O amor, as dores da alma e do corpo. O amor que não é uma questão de sentimento. Da disponibilidade para sentir e demostrar sentimentos, emoções e acções. É uma questão do ser. E fico a pensar na frase dita por alguém de quem não nos lembramos, mas que Miriam, digo, Miriam Pires dos Santos e para que conste nos anais de quem tem memória, o nome tem de ser dito completo, como exige a própria: os peixes nadam juntos, não se discriminam. A discriminação está na água. As pessoas não são racistas, os sistemas, o mundo é que é racista. E completou Shenia Karlsson, como quem determina, que o mundo precisa de leis para o amor, que permitam a não coisificação do outro, a desvalorização da dor do outro, da fome do outro, da guerra do outro.

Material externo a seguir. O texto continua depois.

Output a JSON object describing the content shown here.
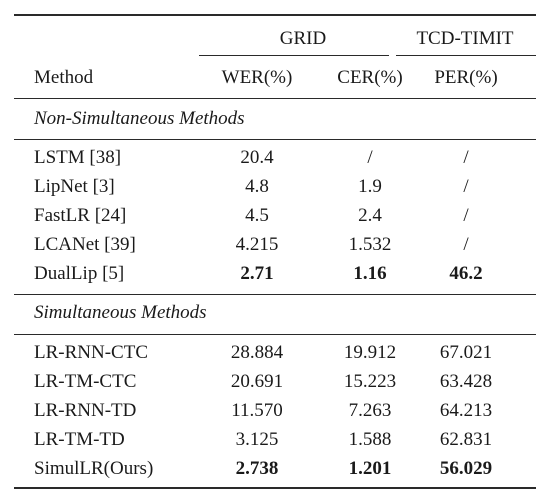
{
  "table": {
    "group_headers": {
      "grid": "GRID",
      "tcd": "TCD-TIMIT"
    },
    "column_headers": {
      "method": "Method",
      "wer": "WER(%)",
      "cer": "CER(%)",
      "per": "PER(%)"
    },
    "sections": [
      {
        "title": "Non-Simultaneous Methods",
        "rows": [
          {
            "method": "LSTM [38]",
            "wer": "20.4",
            "cer": "/",
            "per": "/"
          },
          {
            "method": "LipNet [3]",
            "wer": "4.8",
            "cer": "1.9",
            "per": "/"
          },
          {
            "method": "FastLR [24]",
            "wer": "4.5",
            "cer": "2.4",
            "per": "/"
          },
          {
            "method": "LCANet [39]",
            "wer": "4.215",
            "cer": "1.532",
            "per": "/"
          },
          {
            "method": "DualLip [5]",
            "wer": "2.71",
            "cer": "1.16",
            "per": "46.2"
          }
        ]
      },
      {
        "title": "Simultaneous Methods",
        "rows": [
          {
            "method": "LR-RNN-CTC",
            "wer": "28.884",
            "cer": "19.912",
            "per": "67.021"
          },
          {
            "method": "LR-TM-CTC",
            "wer": "20.691",
            "cer": "15.223",
            "per": "63.428"
          },
          {
            "method": "LR-RNN-TD",
            "wer": "11.570",
            "cer": "7.263",
            "per": "64.213"
          },
          {
            "method": "LR-TM-TD",
            "wer": "3.125",
            "cer": "1.588",
            "per": "62.831"
          },
          {
            "method": "SimulLR(Ours)",
            "wer": "2.738",
            "cer": "1.201",
            "per": "56.029"
          }
        ]
      }
    ]
  }
}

E, não, não se trata de solidariedade ou de um gesto humanitário, dos poucos sensíveis, bondosos, que dão esmola aos miseráveis do mundo. É uma questão de princípios, de leis, que incluem a criminalização do desamor.

Antes que toda a cachupa se desfizesse no meu estômago, levantei-me e despedi da Sílvia. Enquanto caminhava pelas ruas estreitas, cheias de pessoas, uma multidão em romaria pelas paredes que contam várias histórias, pelas tascas apertadas de onde soltam-se gargalhadas e uma trilha sonora de talheres, percorro os rostos, como se a lei do amor se tivesse decretado. E, penso, mergulhado na metamorfose das aparências, quem entre nós, diante da lei, será o inocente e o criminoso. Quem investigará os crimes cometidos, quem acusará, quem defenderá, quem será o juiz e carcereiro? E o que será o amor?